William Gropper
About William Gropper
Gropper (1897-1977) was an American painter, illustrator, lithographer, muralist and activist. One of America’s most prominent Social Realists, Gropper is known for his fiercely political cartoons, paintings and lithographs.
At age 13 Gropper began studying art at the progressive Ferrer School in New York under Robert Henri and George Bellows.
In 1917 Gropper was hired as a cartoonist for the New York Tribune and one of his first assignments was to illustrate an article on the International Workers of the World, a union also called the “Wobblies.” During that time, Gropper's political illustrations filled the pages in most left-wing publications such as The New Masses, which he helped to establish in 1926.
Throughout the 1930s, Gropper was employed by the Works Progress Administration (WPA) and the Treasury’s Relief Art Project to create murals for Federal buildings across America. Gropper was also instrumental in founding the John Reed Club, the Artists Union and the American Artists’ Congress.
In 1936 Gropper had his first one-man show of paintings at ACA Galleries. In 1938 ACA published a significant catalogue of his work. In 1943 Gropper was sent to Africa by the War Department Art Advisory Committee to document the war. Following the war, in 1944 Gropper won first prize in lithography at The Metropolitan Museum’s exhibition Artists for Victory. In 1947 as support diminished after the WPA was dissolved, he was among the founding members of the Artists Equity Association.
Although Gropper’s reputation was damaged for a period in fifties, after he was brought before McCarthy’s investigation committee in 1953, his achievements as a great American painter and illustrator were restored by numerous museum exhibitions across America.
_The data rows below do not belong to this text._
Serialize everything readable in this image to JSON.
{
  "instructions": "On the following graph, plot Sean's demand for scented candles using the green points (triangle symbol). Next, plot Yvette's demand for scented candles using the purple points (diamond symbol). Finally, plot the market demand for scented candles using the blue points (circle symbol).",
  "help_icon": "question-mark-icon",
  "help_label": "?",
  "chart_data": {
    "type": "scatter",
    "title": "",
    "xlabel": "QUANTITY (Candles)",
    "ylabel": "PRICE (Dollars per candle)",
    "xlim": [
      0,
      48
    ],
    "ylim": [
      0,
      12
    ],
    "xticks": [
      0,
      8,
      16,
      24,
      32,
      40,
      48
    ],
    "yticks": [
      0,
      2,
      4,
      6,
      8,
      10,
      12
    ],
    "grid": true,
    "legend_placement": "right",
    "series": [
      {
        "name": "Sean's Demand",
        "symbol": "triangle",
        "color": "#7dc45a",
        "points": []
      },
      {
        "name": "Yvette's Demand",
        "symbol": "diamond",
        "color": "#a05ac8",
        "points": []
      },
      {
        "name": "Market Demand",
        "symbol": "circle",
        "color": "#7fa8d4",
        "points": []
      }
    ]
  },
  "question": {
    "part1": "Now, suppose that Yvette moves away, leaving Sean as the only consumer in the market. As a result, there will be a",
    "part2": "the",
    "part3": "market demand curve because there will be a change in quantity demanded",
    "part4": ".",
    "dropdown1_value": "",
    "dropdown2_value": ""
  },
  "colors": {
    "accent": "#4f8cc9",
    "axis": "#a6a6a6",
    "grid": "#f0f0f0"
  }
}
In 1968 the Lowe Art Gallery at the University of Miami organized a major traveling retrospective, William Gropper: Retrospective, with an accompanying monograph.
In 1971 ACA organized the traveling exhibition, Gropper: Fifty Years of Drawing: 1921-1971, with an exhibition catalogue. William Gropper has won numerous awards: Guggenheim Fellowship, Carnegie International, Ford Foundation award for Artists in Residence, Tamarind Fellowship, and in 1968 was elected into the National Institute of Arts and Letters and in 1974 a member of the National Academy of Design.
For more than 80 years ACA Galleries has exhibited William Gropper’s art. His work is as relevant today as it was in the 1930s.